Butte: So I am a medical doctor. I am a pediatric endocrinologist. I take care of kids with diabetes and growth problems. I think about diseases. So I’ve been increasingly interested in thinking about all diseases. There are lots of diseases that affect us, diseases that affect kids that I treat, as well as elderly adults. And we’ve been thinking about how to classify diseases going back more than a thousand years. But most recently, instead of thinking about diseases the old-fashioned way, maybe about diseases that affect the heart or diseases that affect the lungs, we want to think about diseases based on hard numbers now. How do these diseases affect the entire genome? And now we have these technologies called gene chips that researchers all over the world are using that let us quantitate or measure every single gene in the genome and how much they change in each disease. So what it is we do specifically in my lab is we go to the repositories, the banks of all this data, and we pull it all down into our databases and we sift through it and figure all the different diseases that have ever been studied, using this 10-year-old technology. Using that, we start to build a brand new classification scheme for all of medicine. It’s a nice idea to do that, it makes some pretty pictures, but the real use for that is to think about diseases that maybe we don’t consider similar. For example, we know that elderly adults get myocardial infarctions, or heart attacks. Everyone knows what a heart attack is. Sometimes kids are born with a rare condition called muscular dystrophy. People know about the muscular dystrophy telethon, it’s a muscle weakness that kids are born with. And computationally now we can say that maybe these two diseases are actually similar to each other. And that’s fun for us because that means that we can start to think about all those drugs that we use to treat heart attacks, maybe a few of them, maybe even one of them, could be useful in a kid with muscular dystrophy, because today we don’t have any drugs for that. So we are using computers and publically available data that’s growing like crazy to start to make new predictions for existing drugs, new uses for those drugs.

Machalek: Dr. Butte, what advice would you have for young people who are interested in following in your footsteps, getting into this same kind of field of work?

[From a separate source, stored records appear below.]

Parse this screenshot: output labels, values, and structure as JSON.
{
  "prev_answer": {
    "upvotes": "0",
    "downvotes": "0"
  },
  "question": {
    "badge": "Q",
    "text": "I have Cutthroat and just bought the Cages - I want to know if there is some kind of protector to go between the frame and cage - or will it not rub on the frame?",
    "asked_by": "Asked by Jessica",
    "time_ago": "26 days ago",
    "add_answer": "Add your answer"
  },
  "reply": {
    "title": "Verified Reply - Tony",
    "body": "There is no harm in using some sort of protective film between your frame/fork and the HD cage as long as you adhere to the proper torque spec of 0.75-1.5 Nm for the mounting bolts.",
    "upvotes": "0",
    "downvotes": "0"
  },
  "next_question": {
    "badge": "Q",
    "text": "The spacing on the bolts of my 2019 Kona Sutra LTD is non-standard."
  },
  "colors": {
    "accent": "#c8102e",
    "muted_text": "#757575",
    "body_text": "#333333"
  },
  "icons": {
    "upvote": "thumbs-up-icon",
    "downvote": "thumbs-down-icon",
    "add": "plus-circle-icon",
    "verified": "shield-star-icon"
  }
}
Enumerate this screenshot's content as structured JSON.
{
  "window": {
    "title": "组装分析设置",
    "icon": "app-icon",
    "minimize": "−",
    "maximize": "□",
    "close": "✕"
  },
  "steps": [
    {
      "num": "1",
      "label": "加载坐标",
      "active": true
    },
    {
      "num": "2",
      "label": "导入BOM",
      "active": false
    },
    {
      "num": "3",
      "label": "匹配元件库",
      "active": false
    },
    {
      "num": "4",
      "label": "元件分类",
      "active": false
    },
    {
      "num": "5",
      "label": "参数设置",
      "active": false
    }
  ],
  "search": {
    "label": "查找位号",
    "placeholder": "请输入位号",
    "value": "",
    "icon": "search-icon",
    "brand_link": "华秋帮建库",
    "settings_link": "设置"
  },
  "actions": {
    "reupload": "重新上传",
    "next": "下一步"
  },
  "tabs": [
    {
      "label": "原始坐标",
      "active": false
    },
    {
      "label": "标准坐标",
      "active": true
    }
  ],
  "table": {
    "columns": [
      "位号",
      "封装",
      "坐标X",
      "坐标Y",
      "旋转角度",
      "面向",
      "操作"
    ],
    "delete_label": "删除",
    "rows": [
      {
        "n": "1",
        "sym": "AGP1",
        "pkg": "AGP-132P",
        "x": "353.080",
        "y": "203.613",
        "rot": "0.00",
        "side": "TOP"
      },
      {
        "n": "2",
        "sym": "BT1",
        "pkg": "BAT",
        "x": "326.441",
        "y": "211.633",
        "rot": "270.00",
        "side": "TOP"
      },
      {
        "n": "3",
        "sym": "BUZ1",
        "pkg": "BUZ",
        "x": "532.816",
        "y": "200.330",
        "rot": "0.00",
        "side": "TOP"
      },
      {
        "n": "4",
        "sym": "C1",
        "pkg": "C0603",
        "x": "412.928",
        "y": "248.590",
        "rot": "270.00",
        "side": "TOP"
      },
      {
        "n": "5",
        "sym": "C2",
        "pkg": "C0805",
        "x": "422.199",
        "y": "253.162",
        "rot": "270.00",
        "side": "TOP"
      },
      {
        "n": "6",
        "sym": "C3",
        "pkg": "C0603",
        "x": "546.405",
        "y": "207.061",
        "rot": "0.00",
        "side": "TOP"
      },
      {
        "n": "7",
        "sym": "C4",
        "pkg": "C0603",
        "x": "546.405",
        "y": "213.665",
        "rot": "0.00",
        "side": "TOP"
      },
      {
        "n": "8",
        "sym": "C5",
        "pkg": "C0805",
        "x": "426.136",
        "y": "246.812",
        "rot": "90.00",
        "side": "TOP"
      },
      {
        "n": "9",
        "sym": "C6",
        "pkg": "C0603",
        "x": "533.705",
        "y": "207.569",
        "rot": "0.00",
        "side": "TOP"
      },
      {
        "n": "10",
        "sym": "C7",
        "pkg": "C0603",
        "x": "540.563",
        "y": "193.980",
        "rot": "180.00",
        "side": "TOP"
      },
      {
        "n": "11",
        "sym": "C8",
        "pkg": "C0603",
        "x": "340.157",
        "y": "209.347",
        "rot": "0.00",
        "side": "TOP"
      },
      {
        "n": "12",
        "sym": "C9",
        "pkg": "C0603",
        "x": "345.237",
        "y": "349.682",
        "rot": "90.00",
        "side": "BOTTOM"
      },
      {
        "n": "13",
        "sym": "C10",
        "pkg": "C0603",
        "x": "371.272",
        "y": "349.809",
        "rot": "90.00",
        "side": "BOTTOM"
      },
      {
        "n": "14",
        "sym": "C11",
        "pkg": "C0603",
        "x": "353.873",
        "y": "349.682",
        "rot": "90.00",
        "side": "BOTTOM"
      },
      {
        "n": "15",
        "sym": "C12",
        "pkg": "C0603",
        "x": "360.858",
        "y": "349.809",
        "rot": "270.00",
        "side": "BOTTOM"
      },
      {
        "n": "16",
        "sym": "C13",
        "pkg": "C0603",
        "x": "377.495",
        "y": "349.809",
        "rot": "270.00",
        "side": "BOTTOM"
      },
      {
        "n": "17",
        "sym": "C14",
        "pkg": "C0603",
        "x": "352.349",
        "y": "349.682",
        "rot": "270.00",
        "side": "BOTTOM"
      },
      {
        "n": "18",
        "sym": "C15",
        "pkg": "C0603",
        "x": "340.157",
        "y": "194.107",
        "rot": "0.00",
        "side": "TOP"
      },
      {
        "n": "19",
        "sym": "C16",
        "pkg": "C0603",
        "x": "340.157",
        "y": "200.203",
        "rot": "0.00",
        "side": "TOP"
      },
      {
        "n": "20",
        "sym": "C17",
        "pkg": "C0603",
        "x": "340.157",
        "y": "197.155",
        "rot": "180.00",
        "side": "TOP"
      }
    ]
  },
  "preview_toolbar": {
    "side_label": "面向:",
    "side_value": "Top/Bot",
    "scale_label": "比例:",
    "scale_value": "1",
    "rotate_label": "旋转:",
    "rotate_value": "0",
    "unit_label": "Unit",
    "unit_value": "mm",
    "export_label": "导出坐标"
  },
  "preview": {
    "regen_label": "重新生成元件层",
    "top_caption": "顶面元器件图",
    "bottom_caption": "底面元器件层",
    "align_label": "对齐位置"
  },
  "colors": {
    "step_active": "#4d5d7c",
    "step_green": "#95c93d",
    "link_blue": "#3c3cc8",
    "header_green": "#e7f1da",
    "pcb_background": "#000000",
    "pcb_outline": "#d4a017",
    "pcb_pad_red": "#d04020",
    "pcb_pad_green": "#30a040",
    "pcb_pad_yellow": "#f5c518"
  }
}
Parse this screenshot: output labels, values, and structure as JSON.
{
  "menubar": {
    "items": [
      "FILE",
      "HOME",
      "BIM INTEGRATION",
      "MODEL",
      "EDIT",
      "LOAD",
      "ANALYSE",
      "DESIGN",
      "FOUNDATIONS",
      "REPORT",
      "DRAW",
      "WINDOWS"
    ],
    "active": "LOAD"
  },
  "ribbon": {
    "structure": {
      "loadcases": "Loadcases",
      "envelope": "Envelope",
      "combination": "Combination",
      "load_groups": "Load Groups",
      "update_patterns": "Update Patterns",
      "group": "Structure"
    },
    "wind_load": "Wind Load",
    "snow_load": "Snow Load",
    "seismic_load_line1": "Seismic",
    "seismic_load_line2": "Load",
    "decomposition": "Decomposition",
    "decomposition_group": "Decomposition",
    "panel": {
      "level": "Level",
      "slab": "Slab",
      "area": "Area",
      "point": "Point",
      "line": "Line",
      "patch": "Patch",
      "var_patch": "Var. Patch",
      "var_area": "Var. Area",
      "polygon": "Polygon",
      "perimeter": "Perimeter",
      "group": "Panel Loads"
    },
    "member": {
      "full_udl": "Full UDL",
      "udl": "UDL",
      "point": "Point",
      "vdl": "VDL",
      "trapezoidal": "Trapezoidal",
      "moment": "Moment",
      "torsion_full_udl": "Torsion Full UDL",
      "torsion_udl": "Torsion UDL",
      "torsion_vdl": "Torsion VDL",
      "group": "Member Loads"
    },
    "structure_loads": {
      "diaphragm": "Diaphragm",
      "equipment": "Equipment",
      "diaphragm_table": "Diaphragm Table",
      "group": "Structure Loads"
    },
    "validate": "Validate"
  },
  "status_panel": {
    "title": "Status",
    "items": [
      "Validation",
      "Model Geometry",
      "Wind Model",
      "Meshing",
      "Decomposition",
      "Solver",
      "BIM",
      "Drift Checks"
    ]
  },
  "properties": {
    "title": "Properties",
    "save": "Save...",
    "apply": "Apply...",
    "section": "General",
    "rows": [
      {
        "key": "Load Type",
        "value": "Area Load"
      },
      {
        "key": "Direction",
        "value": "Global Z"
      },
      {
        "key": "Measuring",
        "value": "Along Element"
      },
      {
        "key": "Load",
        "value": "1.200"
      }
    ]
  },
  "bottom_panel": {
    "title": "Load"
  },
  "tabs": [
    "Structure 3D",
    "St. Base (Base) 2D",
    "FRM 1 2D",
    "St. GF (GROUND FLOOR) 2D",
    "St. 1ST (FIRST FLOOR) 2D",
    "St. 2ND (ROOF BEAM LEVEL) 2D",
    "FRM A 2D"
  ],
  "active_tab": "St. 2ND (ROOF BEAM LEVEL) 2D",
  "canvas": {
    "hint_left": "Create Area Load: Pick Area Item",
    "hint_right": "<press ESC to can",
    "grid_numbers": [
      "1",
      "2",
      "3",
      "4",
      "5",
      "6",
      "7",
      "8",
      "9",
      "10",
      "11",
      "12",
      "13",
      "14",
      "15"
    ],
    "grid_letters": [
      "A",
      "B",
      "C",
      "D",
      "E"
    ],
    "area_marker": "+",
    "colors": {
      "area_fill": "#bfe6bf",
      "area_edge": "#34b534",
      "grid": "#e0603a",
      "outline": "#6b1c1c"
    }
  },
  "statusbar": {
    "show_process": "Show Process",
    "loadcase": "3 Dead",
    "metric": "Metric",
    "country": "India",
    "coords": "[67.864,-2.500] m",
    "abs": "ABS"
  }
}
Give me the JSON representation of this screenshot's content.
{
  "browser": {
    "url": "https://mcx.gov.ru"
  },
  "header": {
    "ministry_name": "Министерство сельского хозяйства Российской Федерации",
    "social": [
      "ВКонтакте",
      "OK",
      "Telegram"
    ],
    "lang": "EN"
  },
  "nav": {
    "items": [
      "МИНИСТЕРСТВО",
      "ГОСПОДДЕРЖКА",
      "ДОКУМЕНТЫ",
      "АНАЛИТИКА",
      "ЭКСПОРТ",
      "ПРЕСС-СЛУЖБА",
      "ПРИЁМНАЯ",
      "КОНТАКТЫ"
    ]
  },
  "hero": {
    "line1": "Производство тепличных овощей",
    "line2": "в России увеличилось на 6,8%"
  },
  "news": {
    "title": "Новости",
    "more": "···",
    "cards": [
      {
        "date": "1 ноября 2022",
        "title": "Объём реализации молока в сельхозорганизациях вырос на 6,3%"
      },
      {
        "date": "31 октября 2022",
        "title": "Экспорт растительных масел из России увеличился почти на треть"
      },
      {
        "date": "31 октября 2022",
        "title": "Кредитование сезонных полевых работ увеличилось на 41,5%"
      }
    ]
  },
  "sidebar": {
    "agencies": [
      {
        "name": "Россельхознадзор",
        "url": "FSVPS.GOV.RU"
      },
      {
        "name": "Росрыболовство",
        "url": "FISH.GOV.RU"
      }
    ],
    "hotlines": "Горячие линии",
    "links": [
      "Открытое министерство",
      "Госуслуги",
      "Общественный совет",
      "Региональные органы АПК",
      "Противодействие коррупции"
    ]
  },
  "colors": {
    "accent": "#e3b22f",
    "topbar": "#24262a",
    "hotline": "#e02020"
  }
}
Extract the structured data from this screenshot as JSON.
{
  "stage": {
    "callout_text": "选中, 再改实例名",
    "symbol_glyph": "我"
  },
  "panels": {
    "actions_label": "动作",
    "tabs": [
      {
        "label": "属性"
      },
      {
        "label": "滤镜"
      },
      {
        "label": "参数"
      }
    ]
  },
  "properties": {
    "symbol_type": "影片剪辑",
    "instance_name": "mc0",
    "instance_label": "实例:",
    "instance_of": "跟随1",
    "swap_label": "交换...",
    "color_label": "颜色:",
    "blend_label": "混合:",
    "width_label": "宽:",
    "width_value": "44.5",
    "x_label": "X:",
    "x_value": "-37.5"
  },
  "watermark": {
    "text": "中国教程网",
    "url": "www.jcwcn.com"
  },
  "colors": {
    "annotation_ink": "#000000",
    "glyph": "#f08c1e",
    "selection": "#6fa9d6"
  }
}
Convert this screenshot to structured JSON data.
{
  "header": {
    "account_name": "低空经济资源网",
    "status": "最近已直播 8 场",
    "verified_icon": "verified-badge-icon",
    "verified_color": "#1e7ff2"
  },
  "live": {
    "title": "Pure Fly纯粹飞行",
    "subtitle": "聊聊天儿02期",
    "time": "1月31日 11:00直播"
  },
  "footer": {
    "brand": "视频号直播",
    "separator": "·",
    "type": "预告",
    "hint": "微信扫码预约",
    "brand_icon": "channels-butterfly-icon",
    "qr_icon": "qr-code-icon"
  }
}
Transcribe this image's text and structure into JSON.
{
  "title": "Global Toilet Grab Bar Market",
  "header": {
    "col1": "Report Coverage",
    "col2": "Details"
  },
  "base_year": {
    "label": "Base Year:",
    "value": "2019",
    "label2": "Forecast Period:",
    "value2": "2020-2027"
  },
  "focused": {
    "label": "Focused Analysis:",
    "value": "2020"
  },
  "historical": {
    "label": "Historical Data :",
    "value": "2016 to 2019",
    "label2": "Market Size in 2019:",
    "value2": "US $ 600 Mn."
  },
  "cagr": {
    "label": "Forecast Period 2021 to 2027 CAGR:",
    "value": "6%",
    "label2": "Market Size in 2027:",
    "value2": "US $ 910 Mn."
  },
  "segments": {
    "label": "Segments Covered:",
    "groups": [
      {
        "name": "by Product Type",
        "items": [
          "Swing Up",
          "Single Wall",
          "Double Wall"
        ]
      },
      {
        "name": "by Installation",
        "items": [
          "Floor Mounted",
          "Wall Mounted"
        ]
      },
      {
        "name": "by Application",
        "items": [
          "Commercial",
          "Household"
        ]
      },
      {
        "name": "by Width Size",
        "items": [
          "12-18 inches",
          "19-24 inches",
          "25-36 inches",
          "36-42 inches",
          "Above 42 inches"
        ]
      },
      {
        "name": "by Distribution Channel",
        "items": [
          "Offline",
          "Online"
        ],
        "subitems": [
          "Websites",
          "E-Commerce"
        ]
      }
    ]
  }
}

Butte: I think this is an amazing time to go into computational biology and bioinformatics. It’s amazing because any high school kid today has enough Internet know-how to go to the same repositories I go to and download hundreds of thousands of these little gene chips. The data is all digitized. You don’t even have to learn how to handle cells in a wet biology lab. It’s all digital. Any kid on the Internet who knows how to click on Web sites and search for things using the Internet can easily find 5,000 samples on breast cancer today. Imagine doing that for a high school biology fair project. And those microarrays were priceless 10 years ago. So the fact is that so many researchers use that, that NIH and the funding agencies make us, we’re under mandates to share that data with others. But that gets down to the level of high school students. So, the first recommendation I would have is to get excited about biology again. Because it doesn’t have to be about plants and animals, it can actually be about computer science. The second thing is that many colleges and universities now offer majors in biomedical computation. We offer one at Stanford; there are many other universities that offer this. If I had a major like that when I was in college 10, 15 years ago I would have absolutely majored in it. It’s an exciting time to be able to take courses in biology and computer science and learn how to put those two things together. So really, the common theme is to get excited about biology and computer science at the same time. The data is growing like crazy. What we are really lacking is folks and kids and really researchers who can think about new questions we can ask of this data.